Pretty much, all of these efforts have failed to transform the search experience when one is trying to understand a complicated subject in depth. One of my favorite marketing slogans is the ever popular stop searching and start finding, which has been used by dozens of companies over the years (marketing people sometimes appear to have no “industry memory” so they keep inventing the same marketing campaign over and over). Despite all this flash and smoke, search today is pretty much like it was in 1994. You enter a search term, get a list of documents, and then have at it, personally examining each document one at a time trying to sort it all out. While there have been improvements in relevance ranking, and in the ability of search engines to find facts due to database size, the ability of search to assist in meaningful analysis is at its 1994 level, or at least was until recently when applications involving text analytics like MI Analyst started to appear.
I know of two applications other than MI Analyst that turn search into an analytical process. One is a pharmaceutical solution that identifies candidate pathways for drug research by looking for terms that are near each other, the other is available on the Web: Google’s research project on flu trends at http://www.google.org/flutrends. Flu Trends looks for searches on terms like “flu,” “cough,” “sneeze,” etc. and using the frequency of the search terms and IP addresses of the searchers constructs trend and geographic information on the progress of the annual flu epidemic. Google has announced that they worked with experts at the CDC in selecting the terms to analyze. When you use Flu Trends, you do not get a list of documents to read, you get an analysis of user behavior on the search engine with charts, graphs, and maps that is a proxy for the underlying flu season.

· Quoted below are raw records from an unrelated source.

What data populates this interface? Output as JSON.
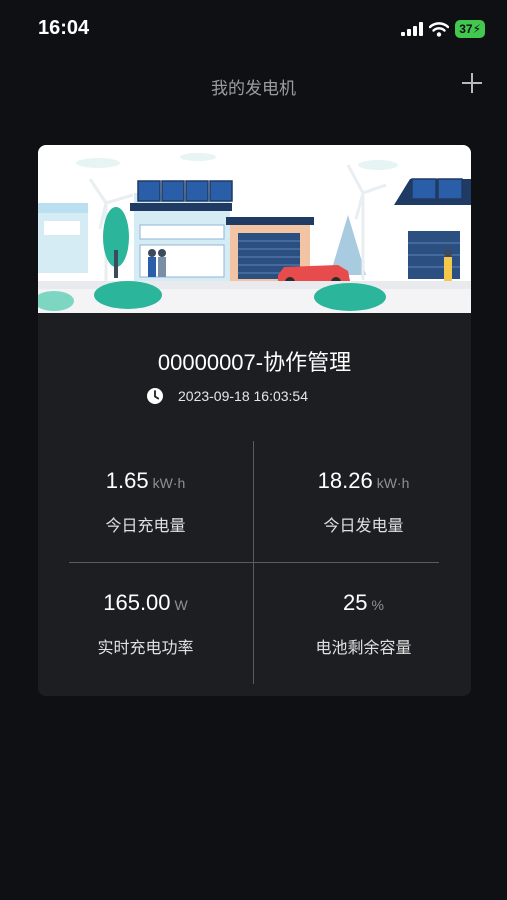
{
  "status_bar": {
    "time": "16:04",
    "battery": "37"
  },
  "nav": {
    "title": "我的发电机"
  },
  "device": {
    "name": "00000007-协作管理",
    "timestamp": "2023-09-18 16:03:54",
    "metrics": [
      {
        "value": "1.65",
        "unit": "kW·h",
        "label": "今日充电量"
      },
      {
        "value": "18.26",
        "unit": "kW·h",
        "label": "今日发电量"
      },
      {
        "value": "165.00",
        "unit": "W",
        "label": "实时充电功率"
      },
      {
        "value": "25",
        "unit": "%",
        "label": "电池剩余容量"
      }
    ]
  },
  "icons": {
    "add": "plus-icon",
    "clock": "clock-icon",
    "signal": "cellular-signal-icon",
    "wifi": "wifi-icon",
    "battery": "battery-icon"
  },
  "colors": {
    "background": "#0f1014",
    "card": "#1d1e22",
    "battery_green": "#43c84f",
    "nav_title": "#9a9ca2"
  }
}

There is one component of text analytic solutions that work: they are built (or assisted) by people that understand the research purpose of the search and who can use the search process to facilitate that research purpose by providing frameworks, analytic routines, and algorithms for interpreting textual information. This is not the job of horizontal, one technology fits all search companies. What does one care about when researching a competitor, how does one tell that a new treatment strategy might work, where are the problems and how severe are they? These are questions of analysis, not of search, or at least of just search.
Search engines must evolve to have in-depth understanding of the searched material. Beyond search, categorization, faceted navigation, and entity extraction, which we all understand by this point, the future of search is meaning extraction.